Album Review | The Strange Blue Dreams | Simple Machine

Perhaps the most unique band to come out of Glasgow in the past few years, The Strange Blue Dreams are back with their second album ‘Simple Machine’.

It’s been a whopping five years since their self-titled debut album but in their absence the five-piece band have certainly not lost their touch.

Who are The Strange Blue Dreams?

Describing themselves as a band “united by a love of high-fidelity 20th Century pop music that ranges from High School Doo-Wop to Dixieland and Tin Pan Alley”, the band have a wonderfully weird sound.

Debuting in 2016 with the single ‘Reverberatin’ Love’, The Strange Blue Dreams instantly lived up to their name with their strange sound.

It sounds like 50’s noir movies, modern James Bond and street music all at once. So, its safe to say they stuck on the mind and a band like no other.

Their mesh of genres underappreciated in the modern music landscape harks back to an era where experimentalism was the norm.

The album

‘Simple Machine’ is an amazing example of this. Each song is distinct and leans more into one retro style than the other, yet the album still feels cohesive.
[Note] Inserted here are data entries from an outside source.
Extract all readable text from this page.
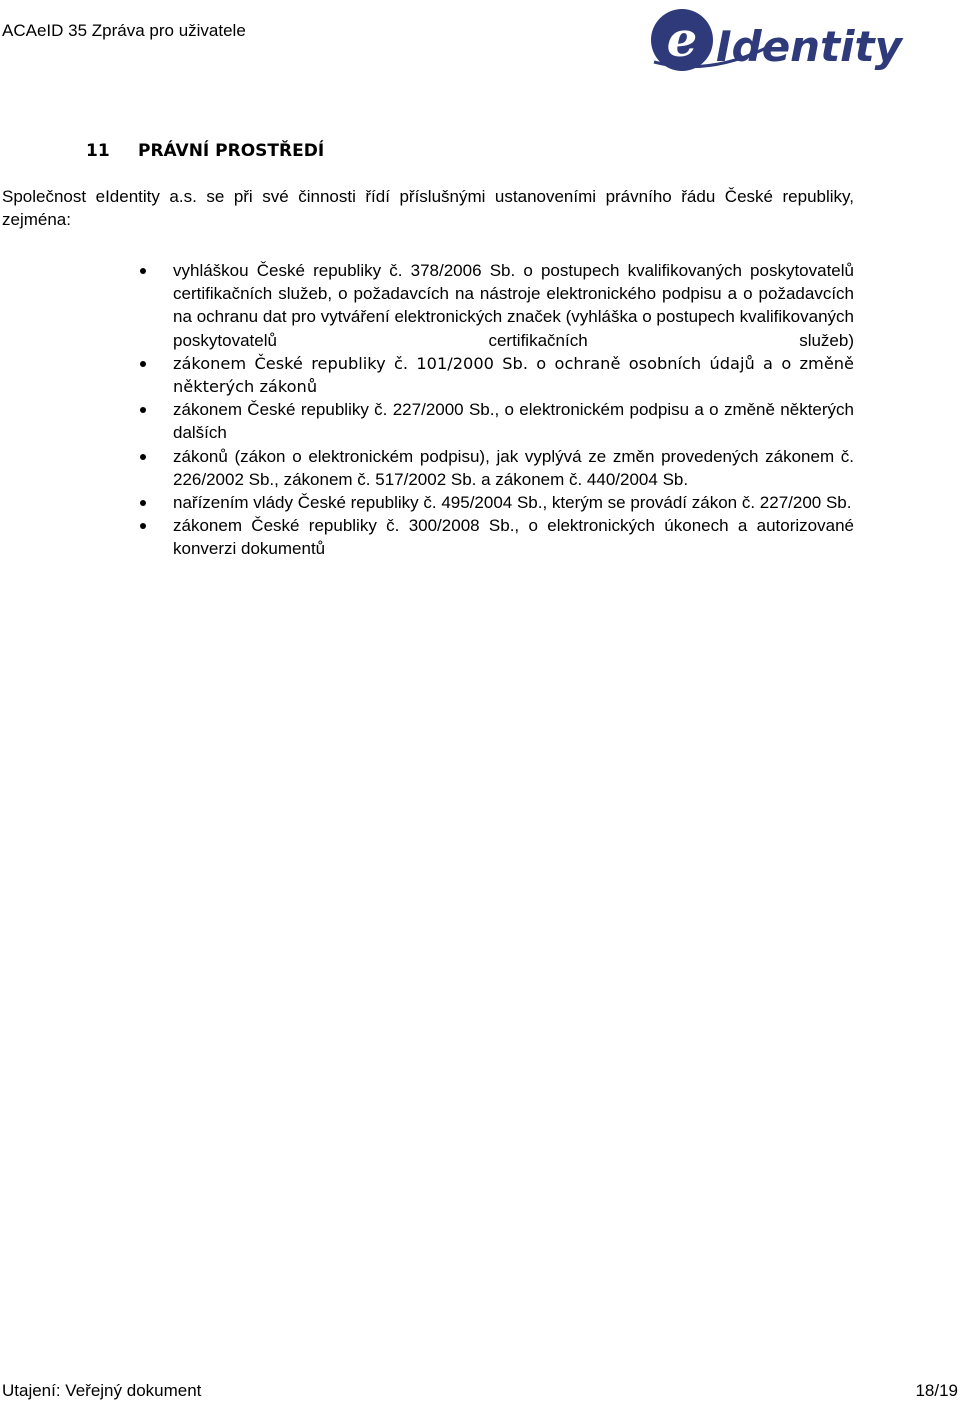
ACAeID 35 Zpráva pro uživatele	e Identity
11 PRÁVNÍ PROSTŘEDÍ
Společnost eIdentity a.s. se při své činnosti řídí příslušnými ustanoveními právního řádu České republiky, zejména:
vyhláškou České republiky č. 378/2006 Sb. o postupech kvalifikovaných poskytovatelů certifikačních služeb, o požadavcích na nástroje elektronického podpisu a o požadavcích na ochranu dat pro vytváření elektronických značek (vyhláška o postupech kvalifikovaných poskytovatelů certifikačních služeb)
zákonem České republiky č. 101/2000 Sb. o ochraně osobních údajů a o změně některých zákonů
zákonem České republiky č. 227/2000 Sb., o elektronickém podpisu a o změně některých dalších
zákonů (zákon o elektronickém podpisu), jak vyplývá ze změn provedených zákonem č. 226/2002 Sb., zákonem č. 517/2002 Sb. a zákonem č. 440/2004 Sb.
nařízením vlády České republiky č. 495/2004 Sb., kterým se provádí zákon č. 227/200 Sb.
zákonem České republiky č. 300/2008 Sb., o elektronických úkonech a autorizované konverzi dokumentů
Utajení: Veřejný dokument	18/19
From the rock n roll style beats on ‘A Good Day’, leading straight into a singer song-writer style guitar melody on ‘A Space Is Hard To Find’ and then the delightfully jazzy ‘Wine and Circuses’, the band manages to expertly show off a range of musical ability while still keeping a central identity on the project as a whole.

Some of the standout tracks are a real treat.

The title track which opens the album is an excellent identifier for this project. It’s hard to pinpoint an exact genre, doo-wop elements blend with rock n roll so effortlessly. The instrumentation is an illusion of simplicity while actually being incredibly layered. A simple drumbeat is accompanied by a wonderful blending of double bass and mandolin which create a folk song feel.

‘A Good Day’ is wonderfully upbeat and energetic and is perhaps the most “modern” sounding rock n roll track featured. It features some funky retro vision guitar and rhythmic drums, accompanied by one of singer David Addison’s best vocal performances on the album.

However, the title for best performance has to go to his work on ‘Gold In The Mountain’ in which he displays a very impressive range and a slight country twang. The track seems to take inspiration from country music with the rock n roll twist that is present throughout the album. It is a fun novelty to listen to.

The Strange Blue Dreams really bring rock n roll back in style with their own unique twists. It almost feels like they are reinventing the genre or making it their own entirely.

It’s hard to believe that they weren’t around in the 50’s when this type of music started to go mainstream. They wouldn’t look out of place next to Elvis at all.

If retro is your thing, you should definitely check out ‘Simple Machine’.